Classification of Pore Structure and Identification of Multiple Types of Pore Fluids in Chang 7 Shale Reservoir of the Ordos Basin Based on Nuclear Magnetic Resonance

The presence of distinctive mineral components imparts a remarkably intricate microscopic pore structure, which results in a diverse array of pore fluid types. Utilizing the principles of low-field nuclear magnetic resonance, we undertook a classification of the pore structure of Chang 7 shale reservoirs using 15 shale samples. The T2 relaxation time boundaries for various types of pore fluids were identified and delineated through a combination of centrifugal testing and heat treatment. These efforts allowed for quantitative characterization of the complete pore size distribution characteristics of the target reservoir. The research findings ascertain that the pore structure of the target shale can be categorized into three types, I, II, and III, and three types of fluids coexist within shale pores.
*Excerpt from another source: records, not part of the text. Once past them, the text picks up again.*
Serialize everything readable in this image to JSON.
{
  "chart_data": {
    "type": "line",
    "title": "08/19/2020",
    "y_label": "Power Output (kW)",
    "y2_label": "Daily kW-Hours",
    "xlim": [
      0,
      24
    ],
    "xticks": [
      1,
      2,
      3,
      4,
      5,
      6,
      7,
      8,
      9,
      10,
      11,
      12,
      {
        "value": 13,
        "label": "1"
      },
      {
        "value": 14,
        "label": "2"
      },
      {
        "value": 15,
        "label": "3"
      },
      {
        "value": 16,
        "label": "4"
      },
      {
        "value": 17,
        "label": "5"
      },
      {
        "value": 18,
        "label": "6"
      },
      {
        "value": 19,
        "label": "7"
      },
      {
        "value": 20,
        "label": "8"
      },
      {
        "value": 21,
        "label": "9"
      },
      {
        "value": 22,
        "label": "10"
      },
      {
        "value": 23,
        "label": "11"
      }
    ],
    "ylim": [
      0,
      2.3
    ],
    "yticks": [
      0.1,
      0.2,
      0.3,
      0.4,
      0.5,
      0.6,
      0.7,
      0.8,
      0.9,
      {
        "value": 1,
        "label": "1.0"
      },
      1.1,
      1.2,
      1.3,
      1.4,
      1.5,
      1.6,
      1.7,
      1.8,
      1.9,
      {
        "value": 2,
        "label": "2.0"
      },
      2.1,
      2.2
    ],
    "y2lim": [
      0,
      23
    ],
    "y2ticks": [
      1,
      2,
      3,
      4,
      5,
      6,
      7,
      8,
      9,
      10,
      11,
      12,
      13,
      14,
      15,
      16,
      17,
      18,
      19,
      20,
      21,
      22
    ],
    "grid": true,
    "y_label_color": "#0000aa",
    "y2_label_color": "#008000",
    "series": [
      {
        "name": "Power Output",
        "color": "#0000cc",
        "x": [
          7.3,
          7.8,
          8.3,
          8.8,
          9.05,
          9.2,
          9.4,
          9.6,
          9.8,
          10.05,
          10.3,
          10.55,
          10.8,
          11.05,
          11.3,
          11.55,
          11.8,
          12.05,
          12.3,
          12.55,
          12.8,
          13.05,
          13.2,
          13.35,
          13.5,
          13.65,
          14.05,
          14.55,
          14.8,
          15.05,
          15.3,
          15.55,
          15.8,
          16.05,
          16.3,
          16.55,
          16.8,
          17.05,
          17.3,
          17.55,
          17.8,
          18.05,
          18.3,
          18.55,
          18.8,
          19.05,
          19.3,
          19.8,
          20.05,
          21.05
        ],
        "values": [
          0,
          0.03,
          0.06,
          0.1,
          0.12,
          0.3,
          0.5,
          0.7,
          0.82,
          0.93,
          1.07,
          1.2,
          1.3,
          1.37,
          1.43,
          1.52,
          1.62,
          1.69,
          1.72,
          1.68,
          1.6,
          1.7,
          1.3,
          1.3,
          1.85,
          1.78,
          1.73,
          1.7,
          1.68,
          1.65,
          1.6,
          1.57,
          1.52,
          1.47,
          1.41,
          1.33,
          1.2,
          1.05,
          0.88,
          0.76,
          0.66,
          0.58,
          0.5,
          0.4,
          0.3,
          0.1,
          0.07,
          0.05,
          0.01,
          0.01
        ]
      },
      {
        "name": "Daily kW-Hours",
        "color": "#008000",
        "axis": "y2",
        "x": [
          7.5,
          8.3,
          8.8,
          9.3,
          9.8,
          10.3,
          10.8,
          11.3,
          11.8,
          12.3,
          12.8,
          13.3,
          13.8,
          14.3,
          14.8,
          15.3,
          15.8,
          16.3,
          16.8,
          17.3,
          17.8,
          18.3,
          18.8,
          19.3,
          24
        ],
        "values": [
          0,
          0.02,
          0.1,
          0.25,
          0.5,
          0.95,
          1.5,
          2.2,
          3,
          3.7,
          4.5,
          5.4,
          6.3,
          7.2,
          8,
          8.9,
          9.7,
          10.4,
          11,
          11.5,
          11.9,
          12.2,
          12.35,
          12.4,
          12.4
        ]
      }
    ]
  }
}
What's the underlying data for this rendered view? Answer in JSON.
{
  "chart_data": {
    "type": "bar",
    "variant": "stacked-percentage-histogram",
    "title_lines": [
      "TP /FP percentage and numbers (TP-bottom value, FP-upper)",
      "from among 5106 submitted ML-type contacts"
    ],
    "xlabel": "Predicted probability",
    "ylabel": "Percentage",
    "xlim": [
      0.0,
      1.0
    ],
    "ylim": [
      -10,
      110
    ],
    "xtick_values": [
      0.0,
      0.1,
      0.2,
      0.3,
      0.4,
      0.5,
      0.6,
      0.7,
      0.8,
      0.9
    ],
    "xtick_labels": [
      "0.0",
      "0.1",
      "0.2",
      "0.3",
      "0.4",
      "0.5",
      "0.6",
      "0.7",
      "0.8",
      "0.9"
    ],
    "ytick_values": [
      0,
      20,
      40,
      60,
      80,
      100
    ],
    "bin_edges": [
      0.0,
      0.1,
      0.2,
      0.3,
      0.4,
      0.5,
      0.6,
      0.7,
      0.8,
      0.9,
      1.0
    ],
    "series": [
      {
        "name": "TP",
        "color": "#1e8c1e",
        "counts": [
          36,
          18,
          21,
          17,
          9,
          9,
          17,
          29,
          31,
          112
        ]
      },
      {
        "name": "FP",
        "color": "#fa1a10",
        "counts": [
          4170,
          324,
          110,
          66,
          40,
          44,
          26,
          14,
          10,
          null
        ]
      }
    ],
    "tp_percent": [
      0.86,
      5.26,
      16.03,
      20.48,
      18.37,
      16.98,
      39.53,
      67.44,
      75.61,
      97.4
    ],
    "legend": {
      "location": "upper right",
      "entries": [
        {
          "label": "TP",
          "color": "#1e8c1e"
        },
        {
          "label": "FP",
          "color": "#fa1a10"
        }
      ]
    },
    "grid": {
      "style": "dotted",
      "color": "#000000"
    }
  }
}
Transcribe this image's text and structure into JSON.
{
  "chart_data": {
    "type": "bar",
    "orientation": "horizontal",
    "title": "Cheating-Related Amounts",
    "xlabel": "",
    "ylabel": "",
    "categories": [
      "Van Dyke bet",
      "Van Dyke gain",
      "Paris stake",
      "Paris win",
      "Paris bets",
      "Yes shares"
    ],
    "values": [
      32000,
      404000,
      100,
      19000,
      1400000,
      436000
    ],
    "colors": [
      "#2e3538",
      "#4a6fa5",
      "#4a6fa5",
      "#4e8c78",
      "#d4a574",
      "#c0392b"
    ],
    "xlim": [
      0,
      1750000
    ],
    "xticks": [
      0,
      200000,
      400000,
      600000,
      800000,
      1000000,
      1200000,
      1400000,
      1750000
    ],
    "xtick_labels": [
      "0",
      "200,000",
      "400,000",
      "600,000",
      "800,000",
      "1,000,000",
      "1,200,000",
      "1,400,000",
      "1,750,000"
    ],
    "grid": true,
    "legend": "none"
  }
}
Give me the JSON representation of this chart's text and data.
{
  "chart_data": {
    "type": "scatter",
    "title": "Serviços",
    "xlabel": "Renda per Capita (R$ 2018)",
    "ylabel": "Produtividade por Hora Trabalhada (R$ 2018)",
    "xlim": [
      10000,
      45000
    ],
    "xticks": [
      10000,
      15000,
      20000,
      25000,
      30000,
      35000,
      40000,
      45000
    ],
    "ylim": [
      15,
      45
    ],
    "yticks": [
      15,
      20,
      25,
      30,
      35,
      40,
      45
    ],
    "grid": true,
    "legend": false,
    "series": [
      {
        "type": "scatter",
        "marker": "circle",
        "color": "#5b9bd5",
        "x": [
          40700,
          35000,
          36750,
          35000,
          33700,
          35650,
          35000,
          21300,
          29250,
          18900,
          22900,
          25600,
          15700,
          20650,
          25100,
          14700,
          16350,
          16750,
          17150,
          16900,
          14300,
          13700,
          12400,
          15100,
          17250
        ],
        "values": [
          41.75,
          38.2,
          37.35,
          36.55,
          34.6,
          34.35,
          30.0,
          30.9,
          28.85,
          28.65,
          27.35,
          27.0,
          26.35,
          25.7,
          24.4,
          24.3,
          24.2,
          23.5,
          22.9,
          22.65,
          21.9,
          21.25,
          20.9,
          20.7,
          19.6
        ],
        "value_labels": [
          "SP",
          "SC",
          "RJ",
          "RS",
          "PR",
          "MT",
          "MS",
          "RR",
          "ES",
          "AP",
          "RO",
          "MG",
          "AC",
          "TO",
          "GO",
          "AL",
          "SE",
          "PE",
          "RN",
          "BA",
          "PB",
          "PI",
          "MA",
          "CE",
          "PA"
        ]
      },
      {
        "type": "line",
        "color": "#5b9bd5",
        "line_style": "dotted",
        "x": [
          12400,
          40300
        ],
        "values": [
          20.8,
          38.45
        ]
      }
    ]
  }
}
In Type I shale, free fluid predominantly occupies medium and large pores with a pore radius exceeding 24 nm with an average saturation of 30.5%. Clay-bound fluid, on the other hand, is confined to micropores with a pore radius less than 4.5 nm with an average saturation of 35.3%. Type II shale features free fluid residing primarily in large pores with a pore radius greater than 41.9 nm with an average saturation of 26.6%. Clay-bound fluid is found in micro- and small pores with a pore radius of less than 10.3 nm, exhibiting an average saturation of 40.7%. Type III shale exhibits free fluid concentrated in large pores with a pore radius exceeding 94.3 nm and an average saturation of 17.2%. Clay-bound fluid is present in medium and small pores with a pore radius less than 29.3 nm and an average saturation of 50.1%. Furthermore, r2C1 and r2C2, calculated by T2c1 and T2c2 through conversion coefficients, effectively distinguish the free fluid and clay-bound fluid. r2C2 can be employed as an indicator for assessing the boundary of the reservoir flow capacity.